Ireland, EU go to court over Apple
After a three-year investigation, Apple Inc. was hit with a whopping $14.4 billion, or 13 billion euro, bill in back taxes this summer by the European Union, which subsequently ordered Ireland—where the tech giant’s European operations are based—to recoup the money. Ireland, however, has so far refused the EU’s order, the largest-ever such demand for state-aid payback. On Tuesday, Ireland dug its heels in further when Finance Minister Michael Noonan signaled his intentions to appeal the EU’s order in court—a process that Bloomberg reports will likely stretch over several years and ignite controversial debates about foreign investments and economic partnerships between the U.S. and the E.U.
Supreme Court takes up 2008 housing crisis
On Tuesday, as American voters were turning their focus on the future, the Supreme Court began delving into their recent past, blemished still by the Great Recession. The nation’s highest court is specifically looking at the 2008 housing crisis in two cases being brought by the city of Miami, according to NPR. Miami, where the housing market crashed especially hard, is seeking the court’s permission to sue Wells Fargo and Bank of America on grounds that they gave more expensive mortgages to to minority borrowers than white households, plus harsher foreclosure terms. That’s “precisely,” as Miami’s court brief states, the kind of discrimination that prompted the creation of the 1968 Fair Housing Act, which the city alleges the banks violated.

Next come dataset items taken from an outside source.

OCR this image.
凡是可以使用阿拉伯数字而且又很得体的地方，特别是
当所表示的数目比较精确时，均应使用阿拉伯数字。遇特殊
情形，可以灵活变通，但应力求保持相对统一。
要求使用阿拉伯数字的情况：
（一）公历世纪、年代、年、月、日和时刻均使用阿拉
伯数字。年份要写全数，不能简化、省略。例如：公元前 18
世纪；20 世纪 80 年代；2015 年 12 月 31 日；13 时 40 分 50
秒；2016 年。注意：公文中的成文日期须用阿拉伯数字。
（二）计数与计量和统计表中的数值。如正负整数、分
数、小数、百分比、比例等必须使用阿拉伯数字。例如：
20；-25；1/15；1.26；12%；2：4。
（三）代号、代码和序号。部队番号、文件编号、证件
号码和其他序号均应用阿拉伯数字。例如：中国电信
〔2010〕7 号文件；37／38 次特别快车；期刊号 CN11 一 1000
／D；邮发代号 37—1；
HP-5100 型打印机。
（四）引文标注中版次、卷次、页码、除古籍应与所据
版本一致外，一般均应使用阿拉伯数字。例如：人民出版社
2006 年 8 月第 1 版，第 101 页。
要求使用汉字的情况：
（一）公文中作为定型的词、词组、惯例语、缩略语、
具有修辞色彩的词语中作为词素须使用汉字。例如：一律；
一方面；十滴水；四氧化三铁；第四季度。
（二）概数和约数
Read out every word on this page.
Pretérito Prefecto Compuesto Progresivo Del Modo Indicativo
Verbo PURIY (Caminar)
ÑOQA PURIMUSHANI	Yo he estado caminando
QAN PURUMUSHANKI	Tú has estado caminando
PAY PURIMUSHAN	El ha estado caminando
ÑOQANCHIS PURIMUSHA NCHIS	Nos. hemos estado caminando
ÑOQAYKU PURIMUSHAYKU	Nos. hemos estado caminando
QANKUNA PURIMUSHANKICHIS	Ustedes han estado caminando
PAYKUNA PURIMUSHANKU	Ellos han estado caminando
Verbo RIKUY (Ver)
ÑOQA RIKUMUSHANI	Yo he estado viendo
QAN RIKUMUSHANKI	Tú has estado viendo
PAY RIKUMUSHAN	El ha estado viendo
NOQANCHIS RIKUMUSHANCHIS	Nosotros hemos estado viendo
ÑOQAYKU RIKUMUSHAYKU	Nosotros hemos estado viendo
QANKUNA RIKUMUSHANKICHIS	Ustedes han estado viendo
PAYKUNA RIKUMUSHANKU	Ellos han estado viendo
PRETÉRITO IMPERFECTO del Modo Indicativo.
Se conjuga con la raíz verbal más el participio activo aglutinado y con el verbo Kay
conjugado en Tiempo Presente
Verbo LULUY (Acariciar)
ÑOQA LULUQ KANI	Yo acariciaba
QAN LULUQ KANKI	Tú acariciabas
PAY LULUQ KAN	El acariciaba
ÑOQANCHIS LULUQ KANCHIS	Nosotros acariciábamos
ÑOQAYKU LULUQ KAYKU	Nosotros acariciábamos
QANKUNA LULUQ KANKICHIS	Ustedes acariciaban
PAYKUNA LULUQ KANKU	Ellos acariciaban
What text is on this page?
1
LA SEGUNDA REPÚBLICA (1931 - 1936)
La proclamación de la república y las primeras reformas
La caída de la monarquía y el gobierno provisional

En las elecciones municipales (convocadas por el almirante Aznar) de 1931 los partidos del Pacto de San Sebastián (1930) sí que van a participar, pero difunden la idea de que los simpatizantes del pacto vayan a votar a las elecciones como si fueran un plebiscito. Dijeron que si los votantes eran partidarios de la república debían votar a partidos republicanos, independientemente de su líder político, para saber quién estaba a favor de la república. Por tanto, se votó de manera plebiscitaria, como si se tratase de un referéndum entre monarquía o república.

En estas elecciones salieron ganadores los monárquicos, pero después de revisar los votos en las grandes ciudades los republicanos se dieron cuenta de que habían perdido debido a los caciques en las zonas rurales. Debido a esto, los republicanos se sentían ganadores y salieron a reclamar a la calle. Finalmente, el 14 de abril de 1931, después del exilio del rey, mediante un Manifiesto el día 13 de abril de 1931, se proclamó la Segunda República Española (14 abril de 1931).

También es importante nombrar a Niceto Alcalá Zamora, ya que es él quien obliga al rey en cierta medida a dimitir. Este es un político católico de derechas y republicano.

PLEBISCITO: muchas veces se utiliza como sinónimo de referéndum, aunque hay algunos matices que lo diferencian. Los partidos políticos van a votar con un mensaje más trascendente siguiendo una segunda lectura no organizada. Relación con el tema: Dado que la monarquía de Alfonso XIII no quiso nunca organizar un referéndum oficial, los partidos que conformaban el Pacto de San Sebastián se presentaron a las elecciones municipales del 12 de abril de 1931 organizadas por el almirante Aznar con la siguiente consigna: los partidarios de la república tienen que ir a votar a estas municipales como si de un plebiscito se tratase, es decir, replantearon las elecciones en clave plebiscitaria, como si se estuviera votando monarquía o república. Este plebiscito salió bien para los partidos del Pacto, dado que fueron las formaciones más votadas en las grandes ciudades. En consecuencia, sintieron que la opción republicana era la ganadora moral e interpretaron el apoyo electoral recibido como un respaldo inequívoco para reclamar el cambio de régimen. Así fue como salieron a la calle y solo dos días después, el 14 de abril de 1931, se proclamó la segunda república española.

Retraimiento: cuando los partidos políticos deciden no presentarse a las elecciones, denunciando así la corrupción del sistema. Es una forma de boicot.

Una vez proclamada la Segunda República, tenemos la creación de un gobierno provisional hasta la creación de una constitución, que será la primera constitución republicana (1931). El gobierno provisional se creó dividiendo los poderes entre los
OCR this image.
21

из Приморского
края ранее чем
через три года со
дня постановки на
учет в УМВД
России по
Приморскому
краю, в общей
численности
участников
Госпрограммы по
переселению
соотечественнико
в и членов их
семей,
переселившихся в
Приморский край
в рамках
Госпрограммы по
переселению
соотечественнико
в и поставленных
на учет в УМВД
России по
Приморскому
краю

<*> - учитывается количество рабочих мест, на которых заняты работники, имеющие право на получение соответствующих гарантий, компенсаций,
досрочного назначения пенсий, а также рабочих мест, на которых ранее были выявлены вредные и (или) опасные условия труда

Americans quit jobs in soaring numbers
The U.S. Labor Department said Tuesday that roughly 3.1 million Americans quit their jobs in September—the largest monthly such figure in more than 15 years. What that signals is actually a good thing, at least for workers. According to USA Today, large numbers of resignations are signs that the workforce is tipping in workers’ favor in terms of job opportunities and wages. The latter has been particularly evident as of late, with new federal data last week showing a 2.8 percent jump in annual wage gains in October—marking a seven-year high.
Outrage over Toblerone’s altered shape
Toblerone—the Swiss chocolate bar signified by its bite-size triangle shapes—is an iconic consumer products with a fiercely loyal fan base. So when Toblerone maker Mondelez International’s recently announced on Facebook that it was making some changes to the aforementioned triangles, it didn’t go over so well. The chocolate bar’s lighter weight, slimmer peaks and wider valleys “felt treasonous to the brand’s loyal consumers,” according to the New York Times. The changes, Mondelez explained, were prompted by rising prices of ingredients. So instead of raising Toblerone retail prices, a smaller, lighter chocolate bar is now wrapped in the same packaging as before—a common industry strategy, Mondelez said, that consumers rarely notice.